IBM TechXchange Storage Scale (GPFS) Global User Group

 View Only

 Recovering data from a partially broken GPFS 3.5 cluster (all NSDs in unrecovered state)

David Rebatto's profile image
David Rebatto posted Fri October 17, 2025 09:24 AM

Hi everyone,

I’m trying to recover as much data as possible from a very old and partially broken GPFS 3.5.0-26 cluster composed of three NSD servers.

  • One server only provides a tie-breaker disk (no data or metadata).

  • The other two each provide one metadata and four data NSDs, and are configured as cNFS servers.

  • The file system is configured with replica=2 for both data and metadata.

After a power outage, the two data servers started showing issues:

  • One had a disk with multiple read errors and some bad sectors.

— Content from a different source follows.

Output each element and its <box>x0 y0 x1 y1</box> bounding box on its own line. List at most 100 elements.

  • The other came up with all its NSDs (both data and metadata) in ‘down’ state.

Unfortunately, this went unnoticed for some days, and users continued accessing the file system despite occasional I/O errors.

When I discovered the issue, I suspended the faulty disk and issued mmchdisk start on the ‘down’ NSDs.
During the metadata scan, GPFS triggered an SGPanic on the servers with the 'up' disks, causing an automatic reboot.
As a result, the mmchdisk operation failed, leaving those disks in ‘unrecovered’ state.
Moreover, after the reboot, all NSDs on the second server were also in ‘down’ state.

Now, any subsequent attempt to start or recover the NSDs fails, and all of them are stuck in ‘unrecovered’ state.

The file system–specific commands (mmlsfs, mmrepquota, etc.) still work, so it doesn’t seem completely lost.

👉 Question:
Is there any way to forcibly mount the file system — even at the risk of losing some data — just to extract whatever is still readable?
Or, alternatively, any procedure to bring NSDs back to a minimal functional state?

Thanks in advance for any suggestions.